L’acqua è un diritto universale ma non se ne può fermare la privatizzazione. Questa, in parole povere, la risposta della Commissione europea alla prima legge d’iniziativa popolare europea “Ice” (European citizens’ initiative) in grado di raggiungere e superare abbondantemente lo scoglio del milione di firme. L’iniziativa chiedeva all’Unione una normativa per sancire il diritto umano universale all’acqua potabile e ai servizi igienico-sanitari. Insomma, un implicito stop alle privatizzazioni di tali servizi. Neutra, anzi “politica”, la risposta della Commissione che ha sottolineato l’importanza dell’acqua, annunciato consultazioni pubbliche e altri passi in tal senso sottolineando però come le privatizzazioni restino di competenza nazionale.

“Poiché le decisioni sulle modalità di gestione dei servizi idrici sono esclusivo appannaggio delle autorità pubbliche degli Stati membri, la Commissione continuerà a rispettare le norme del trattato, che impongono all’Ue di rimanere neutrale rispetto alle disposizioni nazionali che disciplinano le imprese nel settore idrico”. Questo vuol dire che se un gestore ha intenzione di privatizzare potrà farlo senza alcuna obiezione da parte dell’Europa. Eppure, nelle intenzioni dei sostenitori dell’iniziativa Right2Water, “sancire il diritto umano universale all’acqua potabile e ai servizi igienico-sanitari” vuol dire proprio “mantenerla pubblica” ovvero non commercializzabile.

“La reazione della Commissione europea è priva di qualsiasi reale ambizione di rispondere in modo adeguato alle aspettative di 1,9 milioni di persone“, afferma Jan Willem Goudriaan, vice-presidente di Right2Water. “Mi rammarico che non ci sia alcuna proposta per una legislazione che riconosca il diritto umano all’acqua”. E se da una parte gli organizzatori tirano un sospiro di sollievo per il fatto che i servizi idrici e igienico-sanitari siano stati esclusi dalla Direttiva concessioni, dall’altra c’è davvero poco da festeggiare visto che la Commissione non si impegna a escludere esplicitamente tali servizi dai negoziati commerciali come il Partenariato transatlantico per commercio e investimenti (Ttip).

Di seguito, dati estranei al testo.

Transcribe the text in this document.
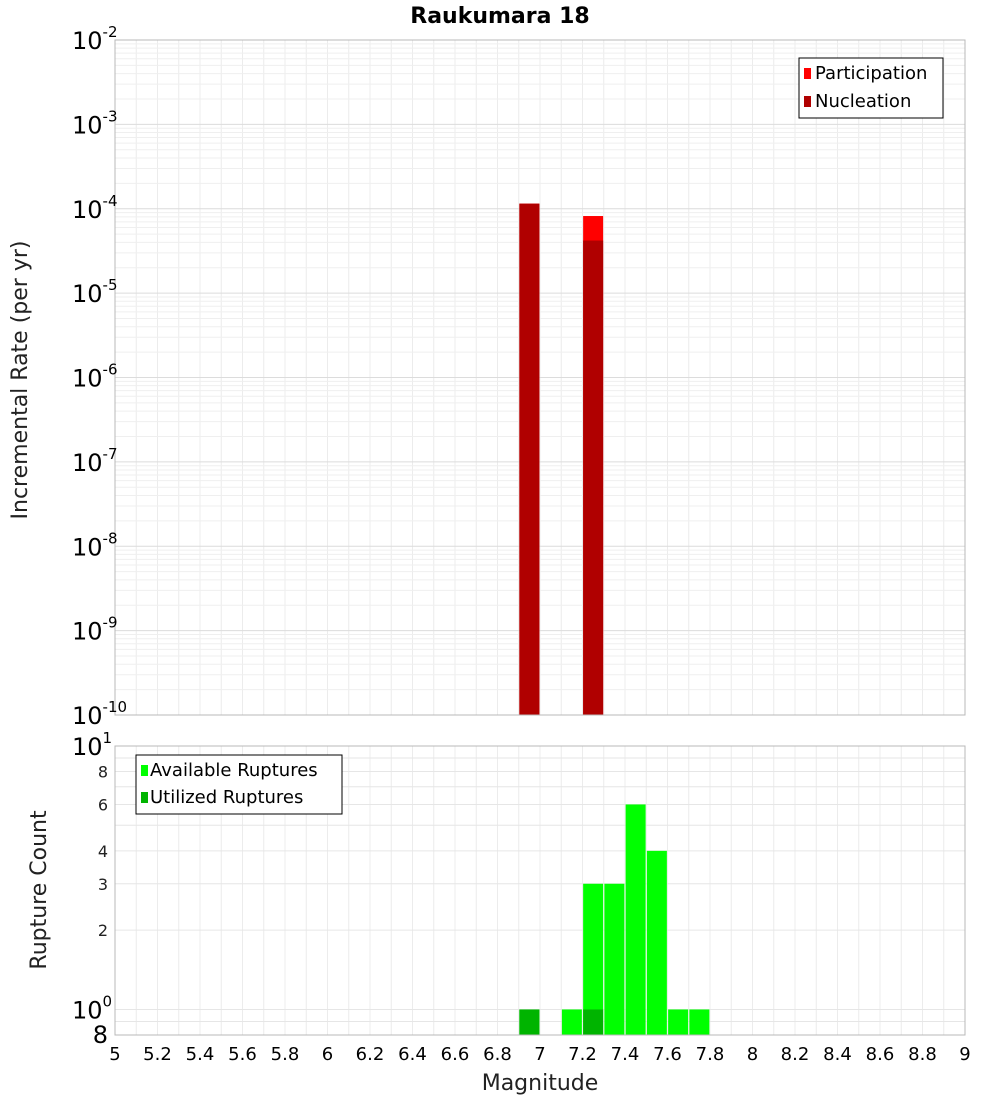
Raukumara 18
$10^{-2}$
$10^{-3}$
$10^{-4}$
$10^{-5}$
$10^{-6}$
$10^{-7}$
$10^{-8}$
$10^{-9}$
$10^{-10}$
Participation
Nucleation
2
3
4
6
8
$10^1$
$10^0$
8
Available Ruptures
Utilized Ruptures
5 5.2 5.4 5.6 5.8 6 6.2 6.4 6.6 6.8 7 7.2 7.4 7.6 7.8 8 8.2 8.4 8.6 8.8 9
Incremental Rate (per yr)
Rupture Count
Magnitude
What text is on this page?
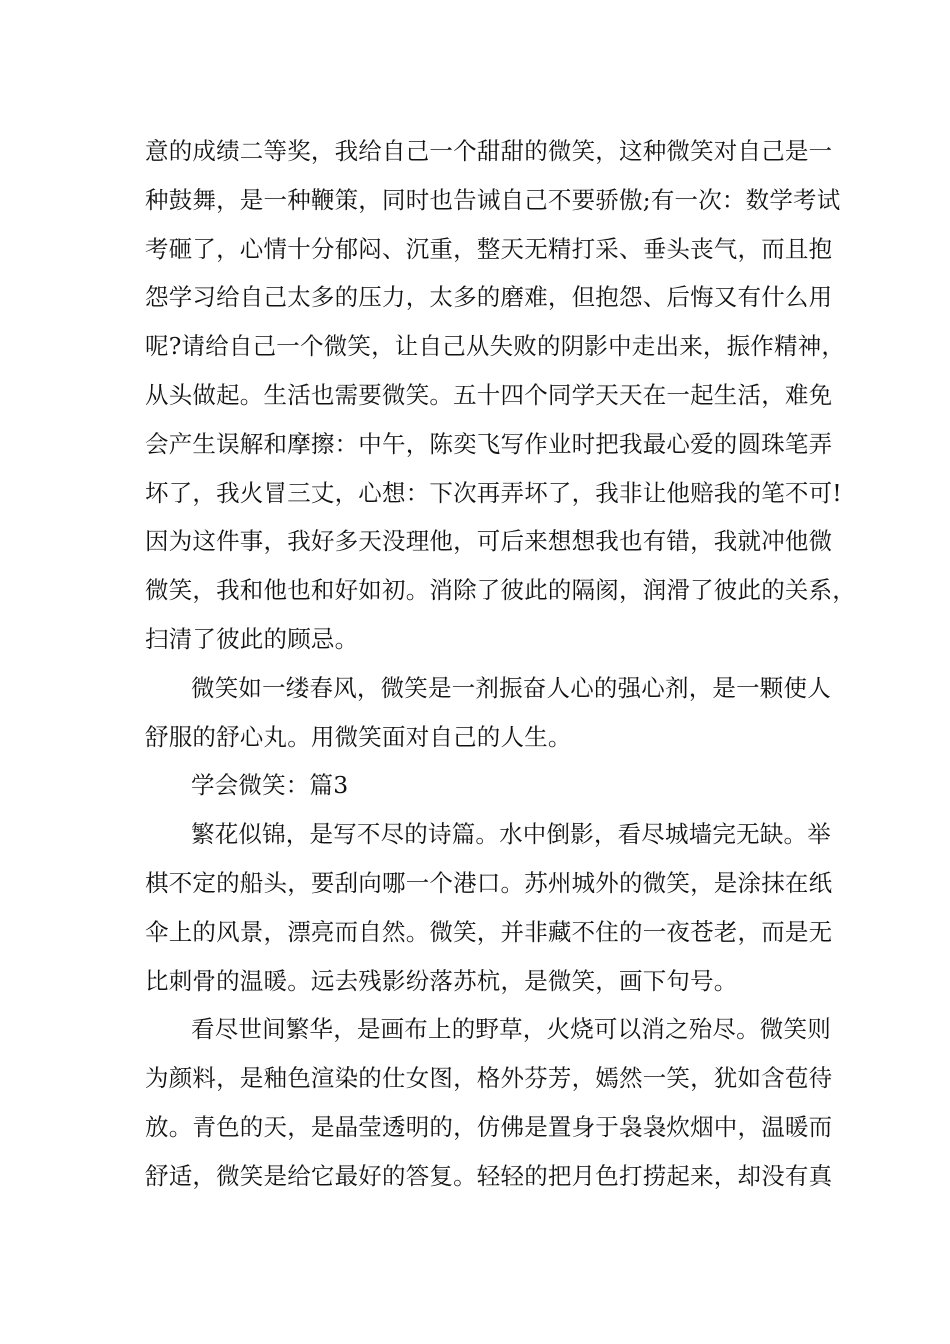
意的成绩二等奖，我给自己一个甜甜的微笑，这种微笑对自己是一
种鼓舞，是一种鞭策，同时也告诫自己不要骄傲;有一次：数学考试
考砸了，心情十分郁闷、沉重，整天无精打采、垂头丧气，而且抱
怨学习给自己太多的压力，太多的磨难，但抱怨、后悔又有什么用
呢?请给自己一个微笑，让自己从失败的阴影中走出来，振作精神，
从头做起。生活也需要微笑。五十四个同学天天在一起生活，难免
会产生误解和摩擦：中午，陈奕飞写作业时把我最心爱的圆珠笔弄
坏了，我火冒三丈，心想：下次再弄坏了，我非让他赔我的笔不可!
因为这件事，我好多天没理他，可后来想想我也有错，我就冲他微
微笑，我和他也和好如初。消除了彼此的隔阂，润滑了彼此的关系，
扫清了彼此的顾忌。
微笑如一缕春风，微笑是一剂振奋人心的强心剂，是一颗使人
舒服的舒心丸。用微笑面对自己的人生。
学会微笑：篇3
繁花似锦，是写不尽的诗篇。水中倒影，看尽城墙完无缺。举
棋不定的船头，要刮向哪一个港口。苏州城外的微笑，是涂抹在纸
伞上的风景，漂亮而自然。微笑，并非藏不住的一夜苍老，而是无
比刺骨的温暖。远去残影纷落苏杭，是微笑，画下句号。
看尽世间繁华，是画布上的野草，火烧可以消之殆尽。微笑则
为颜料，是釉色渲染的仕女图，格外芬芳，嫣然一笑，犹如含苞待
放。青色的天，是晶莹透明的，仿佛是置身于袅袅炊烟中，温暖而
舒适，微笑是给它最好的答复。轻轻的把月色打捞起来，却没有真
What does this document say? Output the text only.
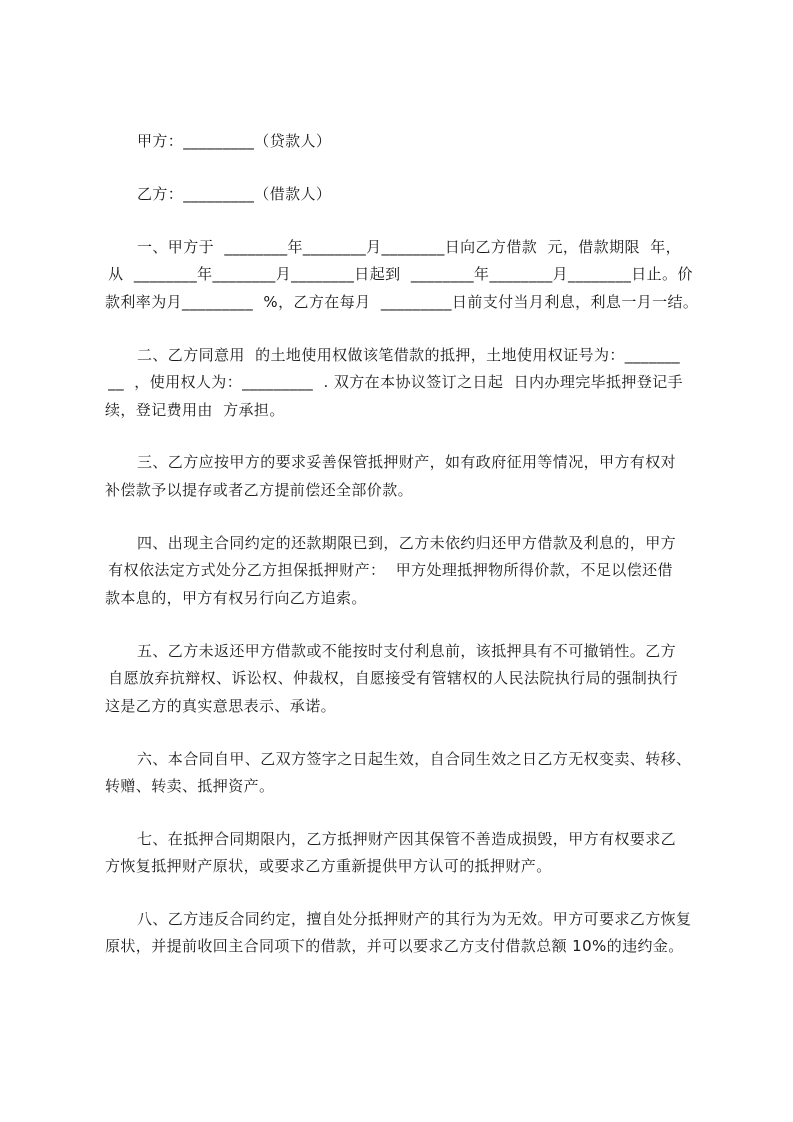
甲方：_________（贷款人）

乙方：_________（借款人）

一、甲方于  ________年________月________日向乙方借款  元，借款期限  年，

从  ________年________月________日起到  ________年________月________日止。价

款利率为月_________  %，乙方在每月  _________日前支付当月利息，利息一月一结。

二、乙方同意用  的土地使用权做该笔借款的抵押，土地使用权证号为：_______

__  ，使用权人为：_________  . 双方在本协议签订之日起  日内办理完毕抵押登记手

续，登记费用由  方承担。

三、乙方应按甲方的要求妥善保管抵押财产，如有政府征用等情况，甲方有权对

补偿款予以提存或者乙方提前偿还全部价款。

四、出现主合同约定的还款期限已到，乙方未依约归还甲方借款及利息的，甲方

有权依法定方式处分乙方担保抵押财产：  甲方处理抵押物所得价款，不足以偿还借

款本息的，甲方有权另行向乙方追索。

五、乙方未返还甲方借款或不能按时支付利息前，该抵押具有不可撤销性。乙方

自愿放弃抗辩权、诉讼权、仲裁权，自愿接受有管辖权的人民法院执行局的强制执行

这是乙方的真实意思表示、承诺。

六、本合同自甲、乙双方签字之日起生效，自合同生效之日乙方无权变卖、转移、

转赠、转卖、抵押资产。

七、在抵押合同期限内，乙方抵押财产因其保管不善造成损毁，甲方有权要求乙

方恢复抵押财产原状，或要求乙方重新提供甲方认可的抵押财产。

八、乙方违反合同约定，擅自处分抵押财产的其行为为无效。甲方可要求乙方恢复

原状，并提前收回主合同项下的借款，并可以要求乙方支付借款总额 10%的违约金。
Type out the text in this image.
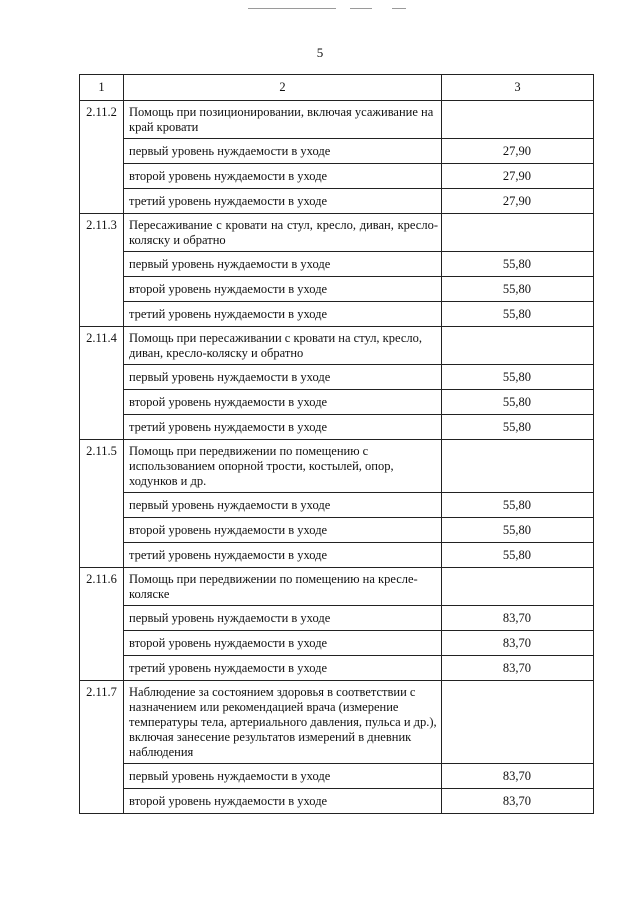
5
1	2	3
2.11.2	Помощь при позиционировании, включая усаживание на край кровати	
	первый уровень нуждаемости в уходе	27,90
	второй уровень нуждаемости в уходе	27,90
	третий уровень нуждаемости в уходе	27,90
2.11.3	Пересаживание с кровати на стул, кресло, диван, кресло-коляску и обратно	
	первый уровень нуждаемости в уходе	55,80
	второй уровень нуждаемости в уходе	55,80
	третий уровень нуждаемости в уходе	55,80
2.11.4	Помощь при пересаживании с кровати на стул, кресло, диван, кресло-коляску и обратно	
	первый уровень нуждаемости в уходе	55,80
	второй уровень нуждаемости в уходе	55,80
	третий уровень нуждаемости в уходе	55,80
2.11.5	Помощь при передвижении по помещению с использованием опорной трости, костылей, опор, ходунков и др.	
	первый уровень нуждаемости в уходе	55,80
	второй уровень нуждаемости в уходе	55,80
	третий уровень нуждаемости в уходе	55,80
2.11.6	Помощь при передвижении по помещению на кресле-коляске	
	первый уровень нуждаемости в уходе	83,70
	второй уровень нуждаемости в уходе	83,70
	третий уровень нуждаемости в уходе	83,70
2.11.7	Наблюдение за состоянием здоровья в соответствии с назначением или рекомендацией врача (измерение температуры тела, артериального давления, пульса и др.), включая занесение результатов измерений в дневник наблюдения	
	первый уровень нуждаемости в уходе	83,70
	второй уровень нуждаемости в уходе	83,70
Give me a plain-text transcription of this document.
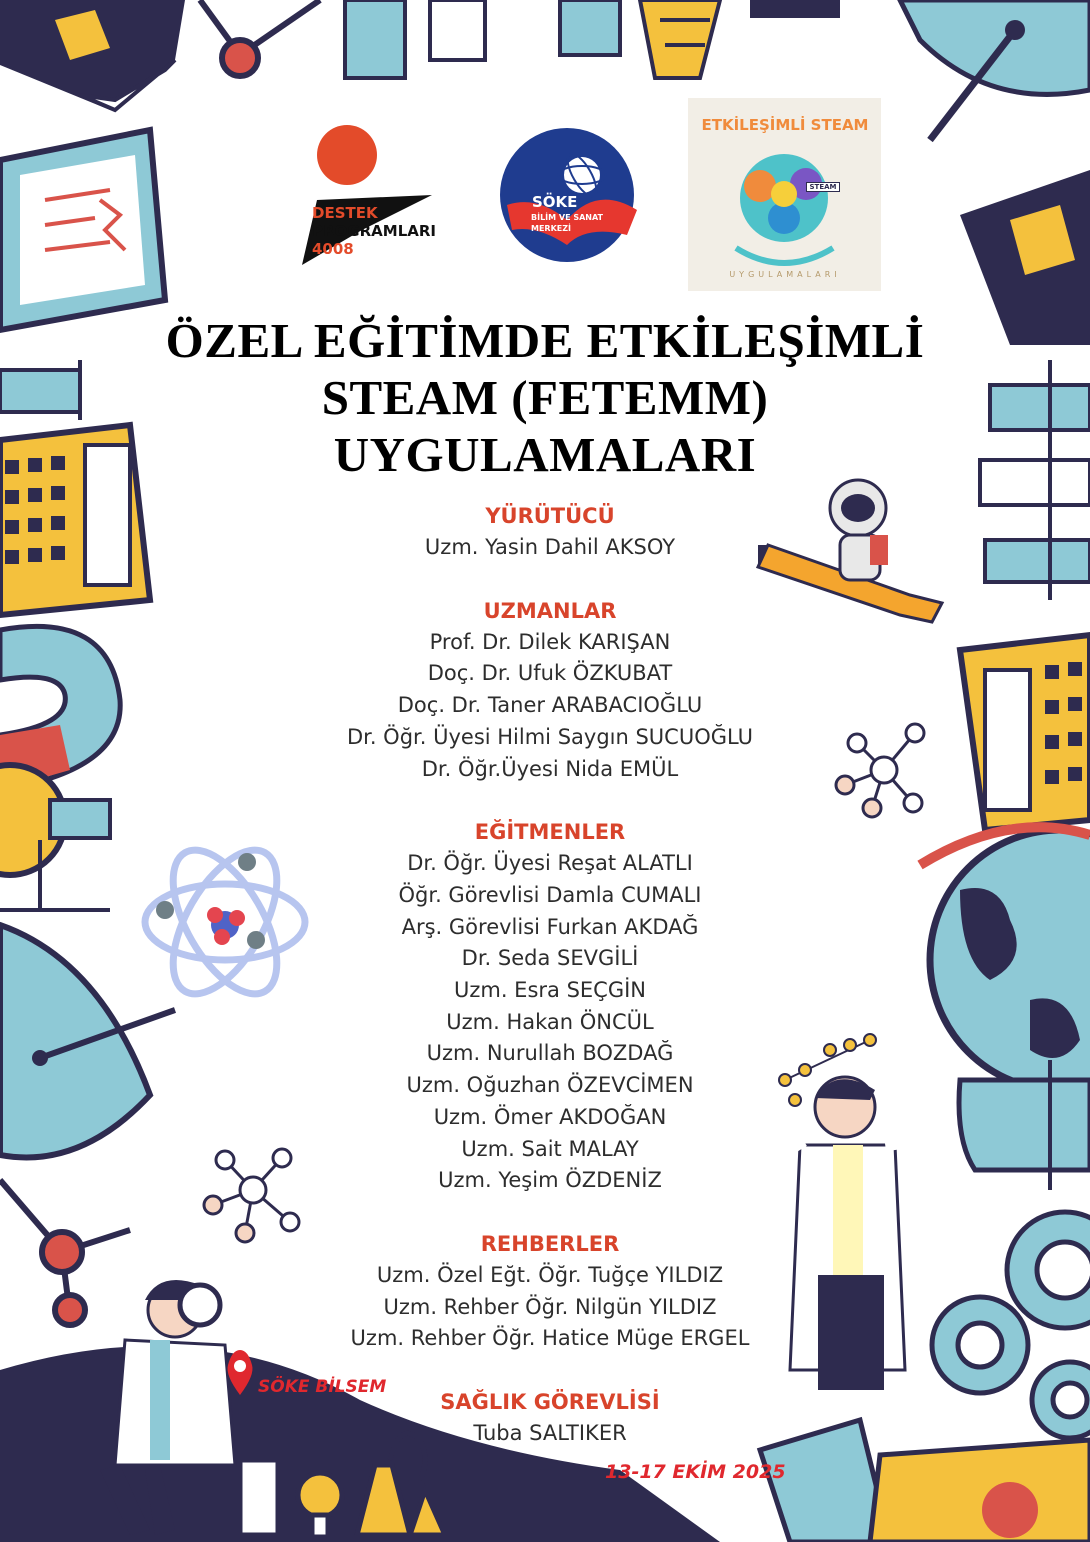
DESTEK
PROGRAMLARI
4008
SÖKE
BİLİM VE SANAT
MERKEZİ
ETKİLEŞİMLİ STEAM
STEAM
UYGULAMALARI
ÖZEL EĞİTİMDE ETKİLEŞİMLİ
STEAM (FETEMM)
UYGULAMALARI
YÜRÜTÜCÜ
Uzm. Yasin Dahil AKSOY
UZMANLAR
Prof. Dr. Dilek KARIŞAN
Doç. Dr. Ufuk ÖZKUBAT
Doç. Dr. Taner ARABACIOĞLU
Dr. Öğr. Üyesi Hilmi Saygın SUCUOĞLU
Dr. Öğr.Üyesi Nida EMÜL
EĞİTMENLER
Dr. Öğr. Üyesi Reşat ALATLI
Öğr. Görevlisi Damla CUMALI
Arş. Görevlisi Furkan AKDAĞ
Dr. Seda SEVGİLİ
Uzm. Esra SEÇGİN
Uzm. Hakan ÖNCÜL
Uzm. Nurullah BOZDAĞ
Uzm. Oğuzhan ÖZEVCİMEN
Uzm. Ömer AKDOĞAN
Uzm. Sait MALAY
Uzm. Yeşim ÖZDENİZ
REHBERLER
Uzm. Özel Eğt. Öğr. Tuğçe YILDIZ
Uzm. Rehber Öğr. Nilgün YILDIZ
Uzm. Rehber Öğr. Hatice Müge ERGEL
SAĞLIK GÖREVLİSİ
Tuba SALTIKER
SÖKE BİLSEM
13-17 EKİM 2025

“La Commissione europea conferma l’orientamento neoliberista poco attento ai desideri dei cittadini e ai principi della democrazia”, rincara la dose Corrado Oddi esponente della funzione pubblica Cgil e del Forum italiano dei movimenti per l’acqua. Proprio in Italia sono state raccolte circa 70mila firme su 1,68 milioni totali (quelle riconosciute valide delle quasi 2 milioni consegnate). “La nostra mobilitazione continua a livello italiano – continua Oddi – L’acqua pubblica sarà oggetto di discussione della prossima campagna elettorale europea”.

Tuttavia, ammettono gli stessi responsabili di Right2Water, la risposta della Commissione non è del tutto negativa. Sono stati accolti positivamente due fattori: innanzitutto il riconoscimento che la fornitura dei servizi idrici sia generalmente di competenza degli enti locali, i più vicini ai cittadini; in secondo luogo l’impegno a promuovere l’accesso universale all’acqua e ai servizi igienico-sanitari attraverso politiche di sviluppo e partenariati pubblico-privato.

Il portavoce del commissario Ue per le relazioni interistituzionali e l’amministrazione, lo slovacco Maroš Šefčovič, chiarisce che “non si tratta di mancanza di volontà ma di rispetto dei principi sanciti dai trattati europei in merito alla proprietà”. La Commissione ha invece intenzione di proseguire con una consultazione pubblica a livello europeo, migliorare l’informazione dei cittadini, considerare l’ipotesi di un’analisi comparativa della qualità delle acque e difendere l’accesso universale all’acqua potabile e ai servizi igienico-sanitari.

“Ci aspettiamo che la revisione della Direttiva quadro sulle acque (Dqa) e la Direttiva sull’acqua potabile saranno l’occasione per realizzare il diritto umano all’acqua e ai servizi igienico-sanitari nell’Unione”, rispondono gli organizzatori, che sperano come “il Comitato dei cittadini europei sia considerato come una delle principali parti interessate”.

Tremano intanto anche gli organizzatori delle altre iniziative popolari europee, come la “Stop vivisection” che chiede l’abrogazione della direttiva 2010/63/UE e la presentazione di una nuova proposta di direttiva che sia finalizzata al definitivo superamento della sperimentazione animale. Grande attesa anche per la posizione della Commissione sull’Ice chiamata Uno di noi che si chiude il prossimo 28 maggio e che chiede all’Ue di “introdurre un divieto e porre fine al finanziamento di attività presupponenti la distruzione di embrioni umani in particolare in tema di ricerca, aiuto allo sviluppo e sanità pubblica”.